Additional common rules:

- When there are three shooters left, the players can decide to start shooting from the 3 Point line instead, then when there are two shooters left, they can decide if they want to shoot from the half court line or circle.
- If they decide, the players that have been eliminated can stand under the hoop. If the shooters shoot an air-ball (a shot that does not touch the basketball hoop or backboard), the players under the hoop can catch the ball. The player that catches the ball switches places with the shooter that shot the air-ball. Nothing happens if the players under the hoop do not catch an air-ball. This rule is often disputed by the players to be dangerous, because many times the players under the hoop sit down directly under the hoop waiting for air-balls and not paying attention if a ball will hit them.
- The winner is allowed to pick where the new shooting point is.
- The winner of the previous game must go 1st or 2nd in the next game, thus putting him/her at risk for the former or in safety for the latter.
- When a player is eliminated, any other players that player previously eliminated return to play at the end of the line. For example: Alice, Bob, Cami, Dan, and Edgar are playing. Dan eliminates Cami and Bob. Later, Edgar eliminates Dan so Cami and Bob return to play at the end of the line. This variant is called Revenge. The logic for this version is that the winner must eliminate all other players in order to win. A game of revenge can take a long time to finish since any player can be eliminated and return to play any number of times. Some versions of revenge put a limit on how many times a player can return to play; i.e., once a player has been eliminated five times (for example), that player cannot return to play.
- Forcing the second shooter to wait for the shot from the first shooter to touch or pass the rim or backboard before taking a first shot.
- When a player is eliminated, there is a variation not to wait until both balls return to the line. As soon as the first ball is returned, the next player may shoot.

===King of the Court===
Another less common streetball variant, often referred to as "King of the Court", or "Boston", results in essentially a one-on-one or sometimes two-on-two tournament between any number of players. Each match is played following normal one-on-one rules, including violations (such as fouls and out-of-bounds) to just one point. The winner remains on the court and gets to take the ball out while the loser returns to the end of the line of players waiting to step on the court. The first player to win a set number of matches (usually 7 or 11) wins the game can only take one shot per turn.

===Beach basketball===
Beach basketball may be played on concrete or on sand. It was invented in the United States by Philip Bryant in the early 1980s on the PE fields of Gulf Shores School in Gulf Shores, Alabama. The game is played on a circular court with no backboard on the goal. There are no out-of-bounds, ball movement is via the pass or 2½ steps, and there is no dribbling. Eighteen World Beach Basketball Association World Championships have been played over the years.
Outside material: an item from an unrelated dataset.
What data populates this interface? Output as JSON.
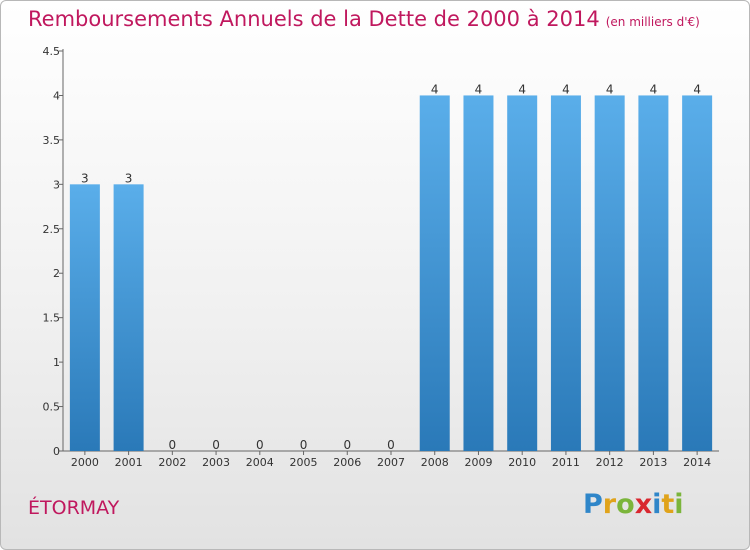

German beach basketball uses a beach court smaller than a standard basketball court and without lines. Over the year, several tournaments are held, ending in the German championship which is organized by the German basketball federation.

Rules:
- Each team has three players plus a maximum of two players to change.
- The court consists of a sand surface in the range of about 12–15 m, and two opposing basketball baskets and backboard, which are situated on the short sides of the pitch. Basically, there are no out lines.
- A game lasts ten minutes, divided into two halves to five minutes. At halftime, the sides are changed.
- In a tournament team mentioned first at the beginning of the first half is in the possession of the ball. The second mentioned team has the ball in the second halftime.
- If the ball falls in the sand, the player first touches the ball may take the ball and continue unhindered.
- In the event of a tie during normal play, the match is decided with a free throw shoot-out. Each player gets one free throw for their team.